In the 1530s Romanino began working on frescoes in various churches of Lake Iseo and Val Camonica. My favorite is in the town of Pisogne in chapel of Santa Maria della Neve in Pisogne. The frescoes here feature stories in the life of Christ. His work stands out among Renaissance artists, and it is characterized by a strong sense of realistic depiction of gestures, expressions and customs. This chapel was nicknamed by Giovanni Testori as the “Sistine Chapel of the Poor.” It truly merits that moniker: the scene of the Crucifixion and the several stories of Christ’s life are painted in a very accessible manner, seemingly asking for the emotional participation of the faithful.
“Everything is questioned here,” says Alessandro Nova. “The construction of space seems to almost ignore the rules of renaissance perspective; faces and bodies are deformed to the grotesque and the characters’ poses seem to sometimes derive from the experience of a Sacro Monte (a devotional pilgrimage), as if the artist was in search of a more direct and participatory spirituality, free from the rites of the institutionalized Church.” The scene of Jesus carrying the cross struck me in this direct and participatory way.
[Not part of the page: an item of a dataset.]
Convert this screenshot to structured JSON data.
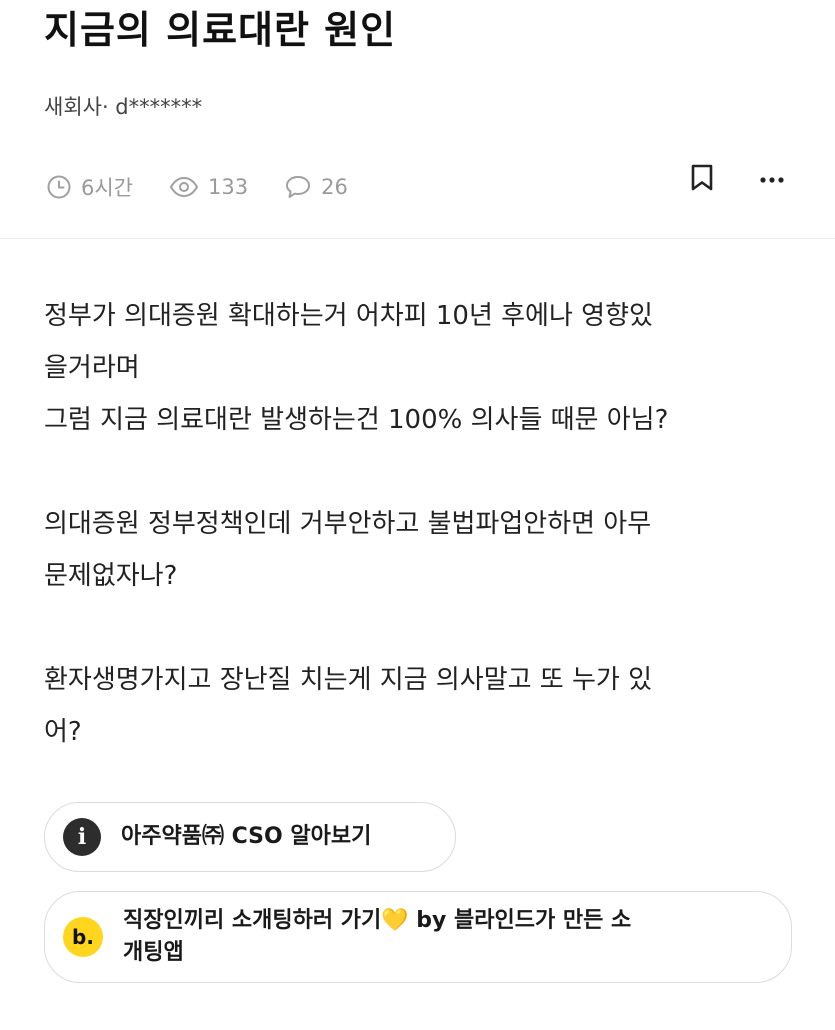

Christ’s eyes look directly at the viewer, regardless of angle of approach to the fresco. It is as if he is either directly implicating my role in his sacrifice, or as if he is asking me to bear his cross.
While Lake Como is most famous among Americans and Lake Maggiore is the largest, I highly recommend a visit to Lago d’Iseo. The villages surround you with a quietude that makes whatever is going on in the rest of the world seem unimportant. If you do visit, please seek out the stunning Romanino masterpieces of the late Renaissance. I hope you enjoy these treasures as much as I do. Buon viaggio! …Chris Stephens
This section of La Rondine will feature special places in Italy shared by ICSTL members. A wealth of insights exists within our membership to enrich each other’s travels.